In 1870 the Franco-Prussian war broke out and Paris was surrounded and cut off. The people in Paris figured out they could use hot air balloons to carry baskets of homing pigeons and other letters out of the city and the friendly French in the countryside could send messages back into Paris via the homing pigeons. This allowed the trapped people of Paris to communicate and maintain their hope and morale during the war. It was about this time that microphotography was developed in England, but used to great effect in this war to exchange many military instructions quickly via homing pigeon. The microphotography allowed a pigeon to carry as many as 30,000 messages to be carried by a single bird! The four month siege of Paris saw 400 birds deliver nearly 115,000 government messages and about a million private messages according to historians.
By 1914 when the war to end all wars (WWI) broke out the European armies were widely using homing pigeons in their war communications. United States General John Pershing saw the birds in use and ordered the Army Signal Corp to begin putting together their own pigeon communication system. It is believed that over half a million birds were used by the warring armies as reliable communication. These special birds had a 95 percent success rate in WWI delivering their messages and proved to be a lifeline for the troops on the front line. Remember this war was before modern radio and the telegraph was the other more-modern option for communicating. But this wire based system was easily cut in two or tapped into by enemy forces if given the chance. Others used the homing pigeon like aircraft pilots on recon missions, sailors off the coast, and even tanks on the move. WWI was the height of homing pigeon used for military purposes. There were many pigeon heroes and several of these war birds received medals.

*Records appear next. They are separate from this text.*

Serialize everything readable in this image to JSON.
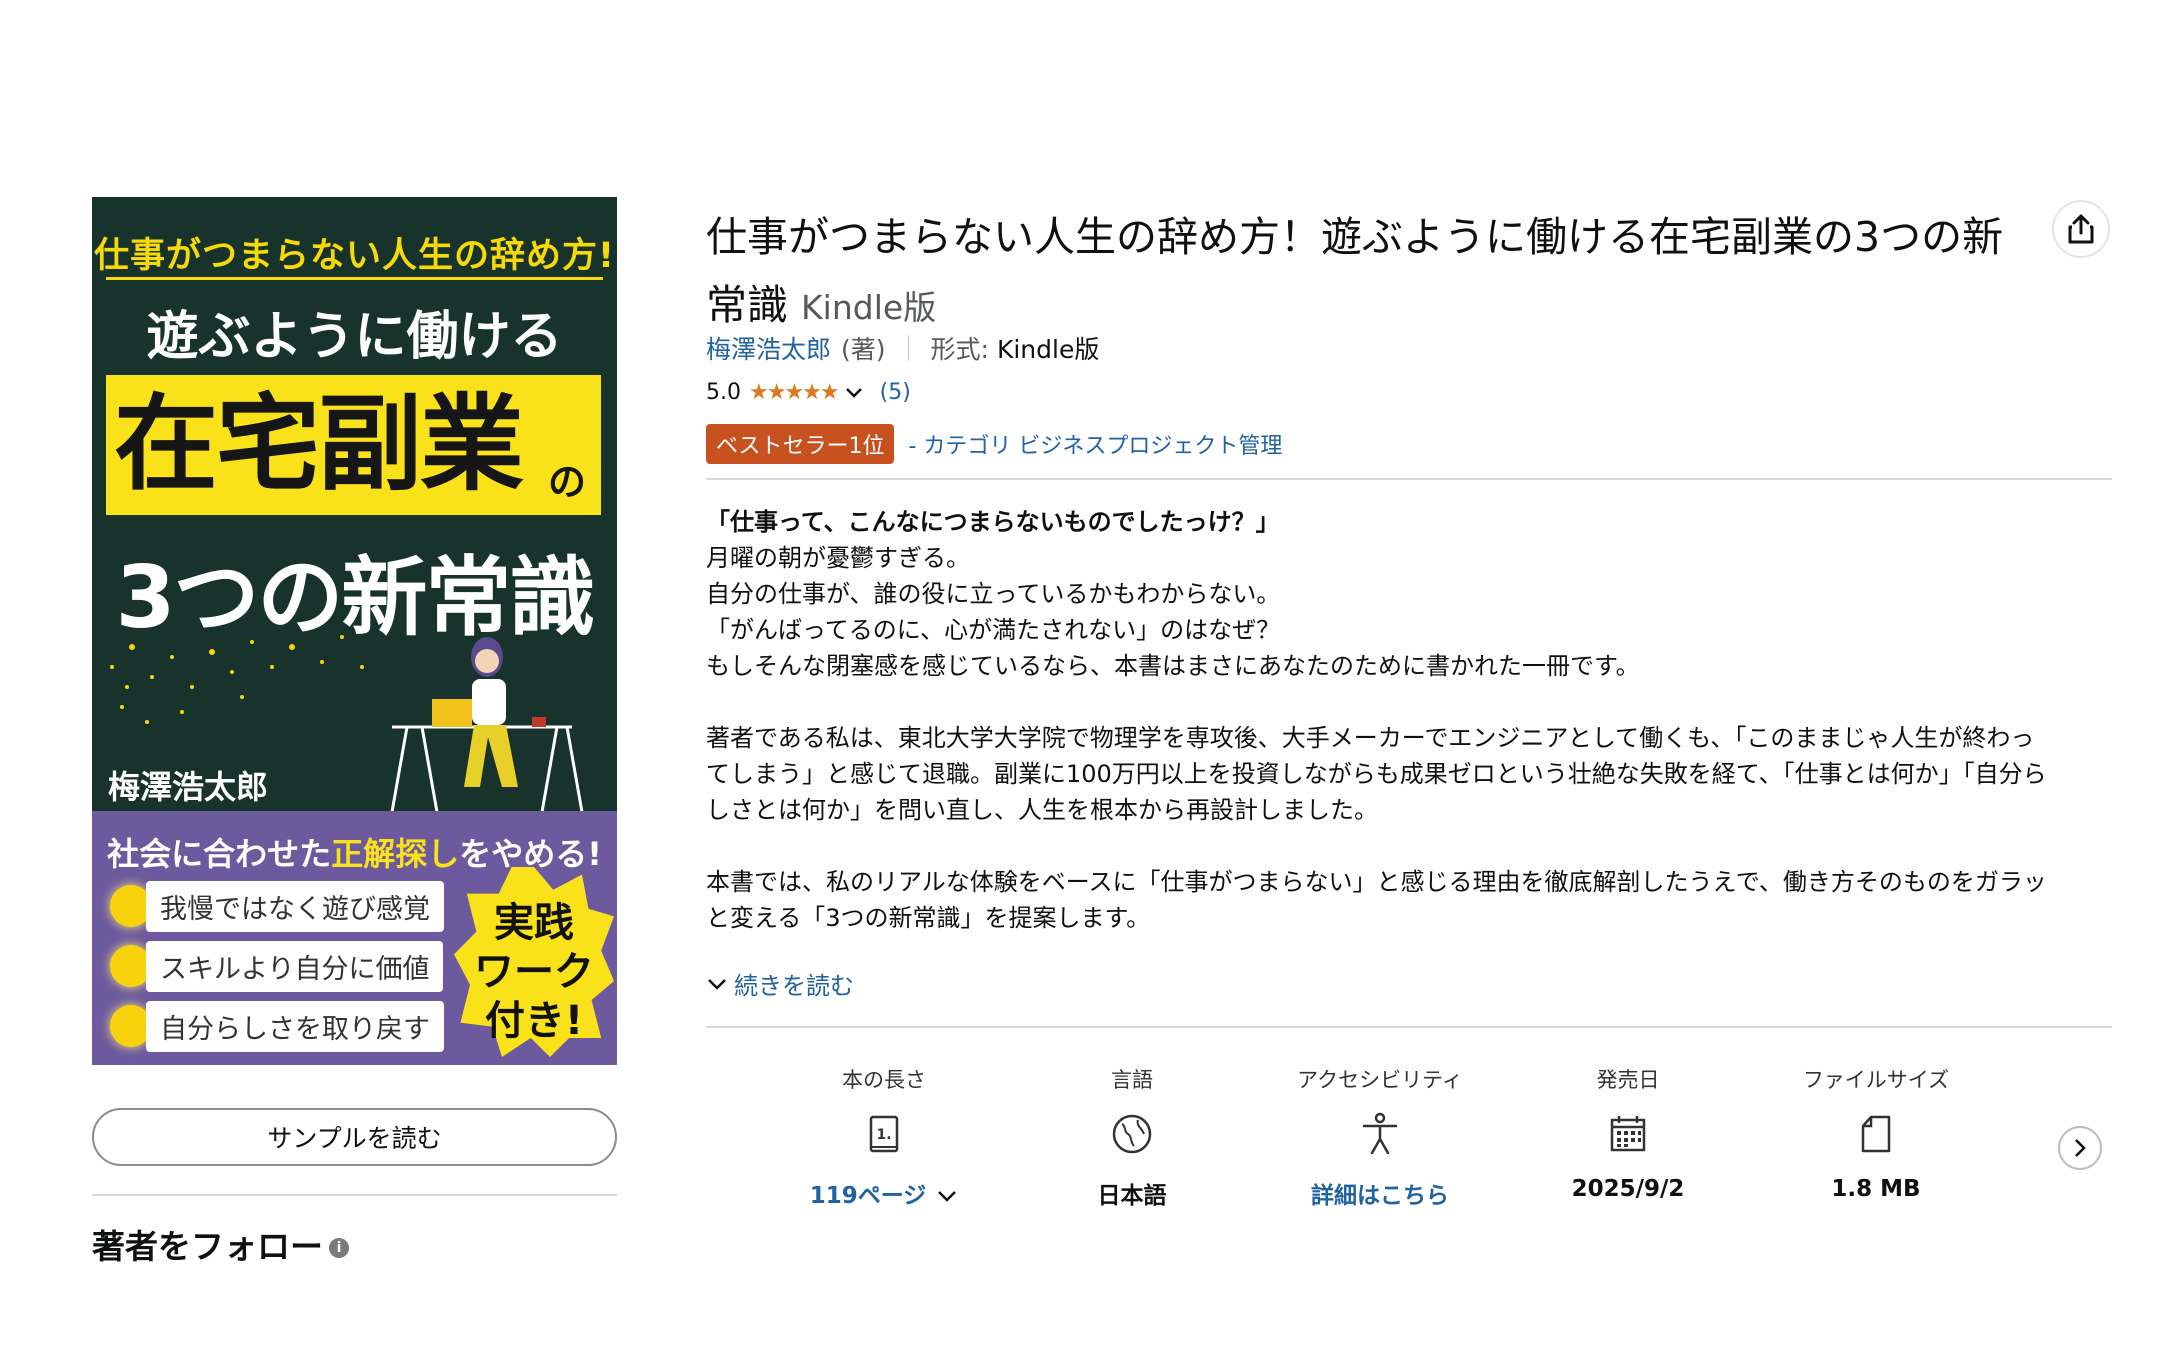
{
  "cover": {
    "top_line": "仕事がつまらない人生の辞め方!",
    "subtitle": "遊ぶように働ける",
    "main": "在宅副業",
    "main_suffix": "の",
    "line3": "3つの新常識",
    "author": "梅澤浩太郎",
    "purple_title_pre": "社会に合わせた",
    "purple_title_hl": "正解探し",
    "purple_title_post": "をやめる!",
    "bullets": [
      "我慢ではなく遊び感覚",
      "スキルより自分に価値",
      "自分らしさを取り戻す"
    ],
    "burst": [
      "実践",
      "ワーク",
      "付き!"
    ]
  },
  "left": {
    "sample_button": "サンプルを読む",
    "follow_title": "著者をフォロー",
    "info_icon": "i"
  },
  "product": {
    "title": "仕事がつまらない人生の辞め方！遊ぶように働ける在宅副業の3つの新常識",
    "format_tag": "Kindle版",
    "author": "梅澤浩太郎",
    "author_role": "(著)",
    "format_label": "形式:",
    "format_value": "Kindle版",
    "rating_value": "5.0",
    "rating_stars": "★★★★★",
    "rating_count": "(5)",
    "rating_fraction": 1.0,
    "bestseller_badge": "ベストセラー1位",
    "bestseller_category": "- カテゴリ ビジネスプロジェクト管理"
  },
  "description": {
    "lead": "「仕事って、こんなにつまらないものでしたっけ？」",
    "p1": [
      "月曜の朝が憂鬱すぎる。",
      "自分の仕事が、誰の役に立っているかもわからない。",
      "「がんばってるのに、心が満たされない」のはなぜ？",
      "もしそんな閉塞感を感じているなら、本書はまさにあなたのために書かれた一冊です。"
    ],
    "p2": [
      "著者である私は、東北大学大学院で物理学を専攻後、大手メーカーでエンジニアとして働くも、「このままじゃ人生が終わっ",
      "てしまう」と感じて退職。副業に100万円以上を投資しながらも成果ゼロという壮絶な失敗を経て、「仕事とは何か」「自分ら",
      "しさとは何か」を問い直し、人生を根本から再設計しました。"
    ],
    "p3": [
      "本書では、私のリアルな体験をベースに「仕事がつまらない」と感じる理由を徹底解剖したうえで、働き方そのものをガラッ",
      "と変える「3つの新常識」を提案します。"
    ],
    "read_more": "続きを読む"
  },
  "attributes": [
    {
      "label": "本の長さ",
      "icon": "book-page-icon",
      "value": "119ページ",
      "link": true,
      "chevron": true
    },
    {
      "label": "言語",
      "icon": "globe-icon",
      "value": "日本語",
      "link": false,
      "chevron": false
    },
    {
      "label": "アクセシビリティ",
      "icon": "accessibility-icon",
      "value": "詳細はこちら",
      "link": true,
      "chevron": false
    },
    {
      "label": "発売日",
      "icon": "calendar-icon",
      "value": "2025/9/2",
      "link": false,
      "chevron": false
    },
    {
      "label": "ファイルサイズ",
      "icon": "file-icon",
      "value": "1.8 MB",
      "link": false,
      "chevron": false
    }
  ],
  "colors": {
    "link": "#2162a1",
    "star": "#de7921",
    "badge": "#c7511f",
    "cover_bg": "#17332c",
    "cover_yellow": "#fae21b",
    "cover_purple": "#6d5a9e"
  }
}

One of the most famous WWI pigeon stories to be told is that of the ”lost battalion” in France that was saved by a pigeon named Cher Ami. This 600 man battalion was being shelled and wounded by friendly fire because they advanced too far into enemy territory. Their only hope of communication was by bird and Cher Ami gave it his all. The German soldiers saw the bird take flight and began firing upon the bird wounding it but not enough to take away its will to fly the 25 miles back to the command post. It arrived with one eye shot out, a bullet in its breast and most of the leg missing that had the message capsule still attached – hanging on only by a tendon. The message stopped the shelling and the battalion was later saved. After healing, Cher Ami went on to receive an honorary service cross and taken back to America and lived until 1919. Later he was mounted and then placed on display in the Smithsonian Institute.
When WWII broke out in the early 40’s the homing pigeon was brought back into service on both sides of the war. Many people do not realize that the head of the SS, Hemlic Hemmler, was also head of the national pigeon organization at one time and felt that the Nazis would benefit by taking over the national pigeon organization and the use of its members and birds. The Germans had 50,000 birds ready for use when the war had broken out. Unfortunately for America, the US Army Signal Corp did not maintain its pigeon program and to rebuild it from scratch. The Corp solicited birds from fanciers that were willing to donate them, and looked for new draftees that had a poultry or pigeon background to work as pigeoneers.
Although the radio was developed at this time to carry voice, whereas Morse code was used in WWI, the homing pigeon was sometimes an excellent choice for communicating while maintaining radio silence. As one might expect radio direction finders were used by both sides to locate and try taking out each other’s forces. The homing pigeon was also found to be a capable airborne means flying a camera over enemy locations to learn more about troop strength and location. A camera was mounted underneath the pigeon behind enemy lines and allowed to fly home where the camera was examined. These photos might show actual troops and equipment or if flying over a German town might show certain type factories or other military targets for bombing.
Spies on both sides used pigeons to carry information and sometimes the birds were asked to fly the English Channel between Great Britain and France. The English and the Germans developed their own falcon program to intercept birds but they were just as likely to intercept one of their birds and stop the intended communication from ever arriving.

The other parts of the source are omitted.